Entire blocks of homes near the beach were washed away, leaving nothing but concrete slabs in the sand. Rows and rows of other homes were reduced to piles of debris or crumpled and slumped at odd angles.
Scott said the National Guard got into Mexico Beach and rescued 20 people who survived the direct hit. The town was under a mandatory evacuation order as the rapidly developing storm closed in, but some people were determined to ride it out.
A day later, the beach town remained difficult to reach by land, with roads covered by fallen trees, power lines and other debris.
The governor pleaded with people in Florida not to go home yet.
"I know you just want to go home. You want to check on things, and begin the recovery process," Scott said. But "we have to make sure things are safe."
Meanwhile, the Coast Guard said it rescued at least 27 people, mostly from homes damaged along the Florida coastline, and searched for more victims. Among those brought to safety were nine people rescued by helicopter from a bathroom of their Panama City home after their roof collapsed, Petty Officer 3rd Class Ronald Hodges said.
Florida officials also said they were moving patients from damaged health care facilities.
As of 9 a.m. EDT, Michael was centered about 40 miles (65 kilometers) west of Columbia, South Carolina, with winds of 50 mph (85 kmh).
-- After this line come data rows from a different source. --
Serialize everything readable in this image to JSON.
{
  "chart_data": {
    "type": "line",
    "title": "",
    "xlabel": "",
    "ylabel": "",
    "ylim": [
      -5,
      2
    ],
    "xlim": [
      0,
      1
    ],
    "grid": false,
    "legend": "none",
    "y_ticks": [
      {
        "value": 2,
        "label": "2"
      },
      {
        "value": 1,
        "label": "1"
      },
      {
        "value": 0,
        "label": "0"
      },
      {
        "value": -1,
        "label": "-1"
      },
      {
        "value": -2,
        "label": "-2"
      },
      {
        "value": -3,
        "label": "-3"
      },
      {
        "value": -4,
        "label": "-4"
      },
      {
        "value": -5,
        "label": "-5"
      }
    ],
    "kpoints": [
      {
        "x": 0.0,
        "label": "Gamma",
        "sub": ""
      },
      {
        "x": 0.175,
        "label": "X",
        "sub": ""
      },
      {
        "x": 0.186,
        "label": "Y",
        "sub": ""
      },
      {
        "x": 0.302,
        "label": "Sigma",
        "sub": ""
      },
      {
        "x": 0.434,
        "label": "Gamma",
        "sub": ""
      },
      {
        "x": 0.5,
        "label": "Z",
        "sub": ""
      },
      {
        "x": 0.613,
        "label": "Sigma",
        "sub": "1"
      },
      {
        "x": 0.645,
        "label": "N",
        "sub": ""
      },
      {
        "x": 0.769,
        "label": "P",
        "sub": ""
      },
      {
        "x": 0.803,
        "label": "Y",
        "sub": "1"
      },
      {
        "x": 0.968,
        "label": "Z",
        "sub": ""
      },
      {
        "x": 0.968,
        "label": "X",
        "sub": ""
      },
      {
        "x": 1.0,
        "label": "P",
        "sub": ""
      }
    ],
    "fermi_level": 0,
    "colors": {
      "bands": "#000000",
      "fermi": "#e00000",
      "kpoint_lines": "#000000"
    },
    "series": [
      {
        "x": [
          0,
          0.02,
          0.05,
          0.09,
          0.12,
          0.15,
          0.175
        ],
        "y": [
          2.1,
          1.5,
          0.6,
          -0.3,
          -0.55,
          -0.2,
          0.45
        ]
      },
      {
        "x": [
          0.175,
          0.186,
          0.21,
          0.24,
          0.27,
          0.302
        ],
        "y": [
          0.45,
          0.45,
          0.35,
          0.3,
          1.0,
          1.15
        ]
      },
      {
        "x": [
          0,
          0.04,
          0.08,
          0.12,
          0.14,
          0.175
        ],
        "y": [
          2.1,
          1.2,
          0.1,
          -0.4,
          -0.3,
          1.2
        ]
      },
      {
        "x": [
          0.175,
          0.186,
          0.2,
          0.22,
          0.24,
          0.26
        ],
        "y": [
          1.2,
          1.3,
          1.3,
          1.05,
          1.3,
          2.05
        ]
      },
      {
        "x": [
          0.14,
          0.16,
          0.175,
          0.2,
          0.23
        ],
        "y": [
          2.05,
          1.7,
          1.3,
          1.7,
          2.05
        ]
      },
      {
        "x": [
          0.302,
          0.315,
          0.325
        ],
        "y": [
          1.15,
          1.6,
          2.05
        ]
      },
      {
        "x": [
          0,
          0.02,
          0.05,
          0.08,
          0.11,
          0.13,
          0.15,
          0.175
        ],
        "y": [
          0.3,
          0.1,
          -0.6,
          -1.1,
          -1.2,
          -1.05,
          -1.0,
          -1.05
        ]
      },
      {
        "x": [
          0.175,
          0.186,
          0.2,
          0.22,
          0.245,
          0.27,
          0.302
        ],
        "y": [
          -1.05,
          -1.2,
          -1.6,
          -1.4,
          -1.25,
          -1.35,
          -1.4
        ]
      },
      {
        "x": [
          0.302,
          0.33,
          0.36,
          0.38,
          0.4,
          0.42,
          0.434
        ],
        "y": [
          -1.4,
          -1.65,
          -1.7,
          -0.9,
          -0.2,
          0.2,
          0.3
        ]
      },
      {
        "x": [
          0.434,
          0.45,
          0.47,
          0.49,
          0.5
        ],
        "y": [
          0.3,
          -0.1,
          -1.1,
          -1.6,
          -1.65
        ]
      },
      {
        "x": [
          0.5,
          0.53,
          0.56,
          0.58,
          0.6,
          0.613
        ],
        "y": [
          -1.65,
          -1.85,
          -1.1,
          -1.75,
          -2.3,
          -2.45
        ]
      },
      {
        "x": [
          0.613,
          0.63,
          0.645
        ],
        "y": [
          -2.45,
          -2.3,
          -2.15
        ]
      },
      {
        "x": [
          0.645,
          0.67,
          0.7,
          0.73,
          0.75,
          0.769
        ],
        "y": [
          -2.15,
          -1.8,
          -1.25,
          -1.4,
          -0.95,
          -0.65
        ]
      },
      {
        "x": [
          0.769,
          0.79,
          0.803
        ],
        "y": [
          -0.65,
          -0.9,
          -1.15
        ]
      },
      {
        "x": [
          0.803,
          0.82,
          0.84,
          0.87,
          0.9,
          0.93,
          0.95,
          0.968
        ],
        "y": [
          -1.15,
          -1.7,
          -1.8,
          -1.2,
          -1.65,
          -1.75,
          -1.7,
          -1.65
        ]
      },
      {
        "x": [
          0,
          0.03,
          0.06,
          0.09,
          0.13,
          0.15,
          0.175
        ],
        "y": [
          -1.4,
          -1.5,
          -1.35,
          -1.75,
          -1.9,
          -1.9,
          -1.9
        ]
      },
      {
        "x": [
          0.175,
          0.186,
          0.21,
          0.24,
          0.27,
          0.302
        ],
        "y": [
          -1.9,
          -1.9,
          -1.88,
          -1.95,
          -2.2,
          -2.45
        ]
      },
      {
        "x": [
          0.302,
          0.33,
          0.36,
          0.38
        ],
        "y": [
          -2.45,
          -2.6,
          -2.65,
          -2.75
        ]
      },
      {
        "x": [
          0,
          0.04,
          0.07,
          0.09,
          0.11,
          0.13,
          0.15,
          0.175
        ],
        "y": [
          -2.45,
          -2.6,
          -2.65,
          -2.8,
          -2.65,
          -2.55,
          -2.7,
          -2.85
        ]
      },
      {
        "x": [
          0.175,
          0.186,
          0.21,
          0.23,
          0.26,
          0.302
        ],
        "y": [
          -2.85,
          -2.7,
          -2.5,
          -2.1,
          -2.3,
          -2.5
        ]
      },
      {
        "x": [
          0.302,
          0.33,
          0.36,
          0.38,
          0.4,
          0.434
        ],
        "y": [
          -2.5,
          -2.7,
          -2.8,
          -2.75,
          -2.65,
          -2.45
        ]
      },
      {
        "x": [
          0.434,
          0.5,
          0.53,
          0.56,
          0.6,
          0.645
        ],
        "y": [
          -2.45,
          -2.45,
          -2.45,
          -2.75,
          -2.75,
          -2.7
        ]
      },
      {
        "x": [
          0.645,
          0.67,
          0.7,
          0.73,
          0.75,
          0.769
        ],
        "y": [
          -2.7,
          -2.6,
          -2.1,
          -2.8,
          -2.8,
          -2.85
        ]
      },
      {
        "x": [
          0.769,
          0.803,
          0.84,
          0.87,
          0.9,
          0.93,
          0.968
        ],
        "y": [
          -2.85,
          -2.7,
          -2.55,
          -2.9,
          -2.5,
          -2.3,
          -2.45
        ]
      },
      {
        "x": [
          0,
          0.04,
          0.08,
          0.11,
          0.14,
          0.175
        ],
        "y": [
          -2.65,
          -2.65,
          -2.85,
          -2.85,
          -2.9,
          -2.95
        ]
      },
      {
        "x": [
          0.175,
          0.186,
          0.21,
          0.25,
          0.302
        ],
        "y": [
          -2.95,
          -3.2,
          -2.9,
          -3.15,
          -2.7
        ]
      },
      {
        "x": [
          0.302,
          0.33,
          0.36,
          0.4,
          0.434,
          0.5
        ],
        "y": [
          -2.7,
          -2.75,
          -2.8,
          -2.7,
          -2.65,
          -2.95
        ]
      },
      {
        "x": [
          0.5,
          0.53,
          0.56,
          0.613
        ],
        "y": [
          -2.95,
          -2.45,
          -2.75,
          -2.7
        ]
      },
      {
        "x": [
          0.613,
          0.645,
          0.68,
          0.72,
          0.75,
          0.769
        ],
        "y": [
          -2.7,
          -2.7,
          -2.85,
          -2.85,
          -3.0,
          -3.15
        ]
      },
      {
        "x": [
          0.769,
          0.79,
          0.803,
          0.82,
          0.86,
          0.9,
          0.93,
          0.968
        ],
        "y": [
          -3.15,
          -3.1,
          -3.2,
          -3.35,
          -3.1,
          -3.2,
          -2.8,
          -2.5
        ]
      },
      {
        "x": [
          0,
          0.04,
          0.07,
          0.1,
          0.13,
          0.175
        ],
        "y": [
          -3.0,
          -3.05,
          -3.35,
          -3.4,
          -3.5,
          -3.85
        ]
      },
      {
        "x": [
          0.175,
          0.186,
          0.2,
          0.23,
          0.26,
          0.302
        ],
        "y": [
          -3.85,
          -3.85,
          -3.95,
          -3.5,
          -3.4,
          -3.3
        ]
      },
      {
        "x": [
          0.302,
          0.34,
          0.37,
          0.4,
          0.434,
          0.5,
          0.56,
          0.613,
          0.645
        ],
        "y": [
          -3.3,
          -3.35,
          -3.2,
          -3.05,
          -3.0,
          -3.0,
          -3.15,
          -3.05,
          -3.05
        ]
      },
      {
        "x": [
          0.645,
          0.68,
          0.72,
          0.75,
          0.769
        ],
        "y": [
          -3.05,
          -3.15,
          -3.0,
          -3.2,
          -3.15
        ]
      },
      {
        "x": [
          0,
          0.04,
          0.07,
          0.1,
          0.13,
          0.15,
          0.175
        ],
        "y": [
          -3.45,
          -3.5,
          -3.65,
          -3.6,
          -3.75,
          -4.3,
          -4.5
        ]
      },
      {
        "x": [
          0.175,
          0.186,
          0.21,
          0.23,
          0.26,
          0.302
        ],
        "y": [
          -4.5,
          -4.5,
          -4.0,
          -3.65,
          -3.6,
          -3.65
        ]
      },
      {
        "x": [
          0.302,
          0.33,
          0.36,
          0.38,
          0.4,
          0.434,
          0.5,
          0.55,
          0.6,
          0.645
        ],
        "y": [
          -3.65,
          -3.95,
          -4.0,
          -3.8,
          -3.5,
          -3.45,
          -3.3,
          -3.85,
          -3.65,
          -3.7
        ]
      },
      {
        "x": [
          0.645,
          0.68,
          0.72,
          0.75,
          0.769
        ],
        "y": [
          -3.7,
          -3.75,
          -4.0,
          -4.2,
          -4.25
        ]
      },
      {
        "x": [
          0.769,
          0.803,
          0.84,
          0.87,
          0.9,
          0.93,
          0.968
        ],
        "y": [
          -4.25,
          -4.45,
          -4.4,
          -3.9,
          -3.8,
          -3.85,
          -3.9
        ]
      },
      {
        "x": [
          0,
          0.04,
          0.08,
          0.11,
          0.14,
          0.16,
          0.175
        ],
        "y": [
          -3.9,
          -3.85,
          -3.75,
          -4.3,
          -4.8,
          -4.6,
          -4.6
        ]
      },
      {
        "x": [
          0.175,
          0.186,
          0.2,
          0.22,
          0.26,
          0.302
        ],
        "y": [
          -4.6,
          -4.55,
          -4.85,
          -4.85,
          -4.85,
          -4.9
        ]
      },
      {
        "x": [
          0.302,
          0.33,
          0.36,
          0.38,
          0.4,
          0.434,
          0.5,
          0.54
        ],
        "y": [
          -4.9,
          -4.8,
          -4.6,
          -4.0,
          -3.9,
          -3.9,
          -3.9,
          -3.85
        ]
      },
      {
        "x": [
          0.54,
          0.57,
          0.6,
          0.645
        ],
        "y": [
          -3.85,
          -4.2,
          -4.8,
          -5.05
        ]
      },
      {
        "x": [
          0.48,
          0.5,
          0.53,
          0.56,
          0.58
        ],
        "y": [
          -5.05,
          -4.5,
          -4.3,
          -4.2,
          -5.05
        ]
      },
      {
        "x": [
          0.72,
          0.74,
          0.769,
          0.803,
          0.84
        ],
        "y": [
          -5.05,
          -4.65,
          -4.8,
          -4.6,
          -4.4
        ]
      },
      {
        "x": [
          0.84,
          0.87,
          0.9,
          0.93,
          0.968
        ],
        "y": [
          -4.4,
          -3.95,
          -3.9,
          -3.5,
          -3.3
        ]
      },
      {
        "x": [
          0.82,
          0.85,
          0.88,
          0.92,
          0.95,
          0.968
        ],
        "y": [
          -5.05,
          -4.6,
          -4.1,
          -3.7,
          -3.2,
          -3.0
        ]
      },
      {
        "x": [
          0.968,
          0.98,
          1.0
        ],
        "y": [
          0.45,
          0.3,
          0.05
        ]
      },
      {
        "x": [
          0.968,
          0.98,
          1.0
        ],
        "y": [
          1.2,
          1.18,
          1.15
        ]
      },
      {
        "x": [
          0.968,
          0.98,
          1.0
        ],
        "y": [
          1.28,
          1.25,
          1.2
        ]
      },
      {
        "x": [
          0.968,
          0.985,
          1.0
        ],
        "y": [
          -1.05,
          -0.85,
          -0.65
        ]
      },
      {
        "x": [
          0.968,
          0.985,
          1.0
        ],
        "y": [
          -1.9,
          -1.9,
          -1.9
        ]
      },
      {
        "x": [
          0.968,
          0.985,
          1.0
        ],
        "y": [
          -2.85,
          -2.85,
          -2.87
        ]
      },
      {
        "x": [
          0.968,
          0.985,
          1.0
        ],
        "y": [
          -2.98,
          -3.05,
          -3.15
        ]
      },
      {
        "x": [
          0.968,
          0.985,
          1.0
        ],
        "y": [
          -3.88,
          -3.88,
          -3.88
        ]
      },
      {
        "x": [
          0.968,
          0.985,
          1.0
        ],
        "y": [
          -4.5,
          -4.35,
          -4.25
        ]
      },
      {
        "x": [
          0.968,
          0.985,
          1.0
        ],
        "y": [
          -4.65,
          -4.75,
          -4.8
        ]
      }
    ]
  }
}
It was moving at 21 mph (33 kmh).
The storm was expected to move across North Carolina and Virginia and push into the Atlantic Ocean by late Thursday or early Friday.
Along the 200-mile Panhandle, Michael washed away white-sand beaches, hammered military bases and destroyed coastal communities, stripping trees to stalks, shredding roofs, toppling trucks and pushing boats into buildings.
Authorities said a falling tree killed a man outside Tallahassee, Florida, and an 11-year-old girl in Georgia was killed when the winds picked up a carport and dropped it on her home. One of the carport's legs punctured the roof and hit her in the head.
An Associated Press team drove for miles and encountered extensive destruction around Panama City. Though most homes were still standing, no property was left undamaged.
Downed power lines lay nearly everywhere. Roofs were peeled away and sent airborne. Aluminum siding was shredded to ribbons. Homes were split open by fallen trees.
Hundreds of cars had broken windows. Twisted street signs lay on the ground. Pine trees were stripped and snapped off about 20 feet high.
Vance Beu, 29, was staying with his mother at her home at Spring Gate Apartments, a complex of single-story wood-frame buildings. They piled up mattresses around themselves for protection.
A pine tree punched a hole in their roof, and Beu's ears popped because of the drop in barometric pressure from the storm. The roar of the winds, he said, sounded like a jet engine.
"It was terrifying, honestly. There was a lot of noise. We thought the windows were going to break at any time," Beu said.
Sally Crown rode out Michael on the Panhandle thinking at first that the worst damage was the many trees downed in her yard. But after the storm passed, she emerged to check on the cafe she manages and discovered a scene of breathtaking destruction.
"It's absolutely horrendous. Catastrophic," Crown said. "There's flooding. Boats on the highway. A house on the highway. Houses that have been there forever are just shattered."
More than 375,000 people up and down the Gulf Coast were ordered or urged to evacuate as Michael closed in. But it moved so fast and intensified so quickly that people didn't have much time to prepare, and emergency authorities lamented that many ignored the warnings.
Based on its internal barometric pressure, Michael was the third most powerful hurricane to hit the U.S. mainland, behind the unnamed Labor Day storm of 1935 and Camille in 1969. Based on wind speed, it was the fourth-strongest, behind the Labor Day storm (184 mph, or 296 kph), Camille and Andrew in 1992.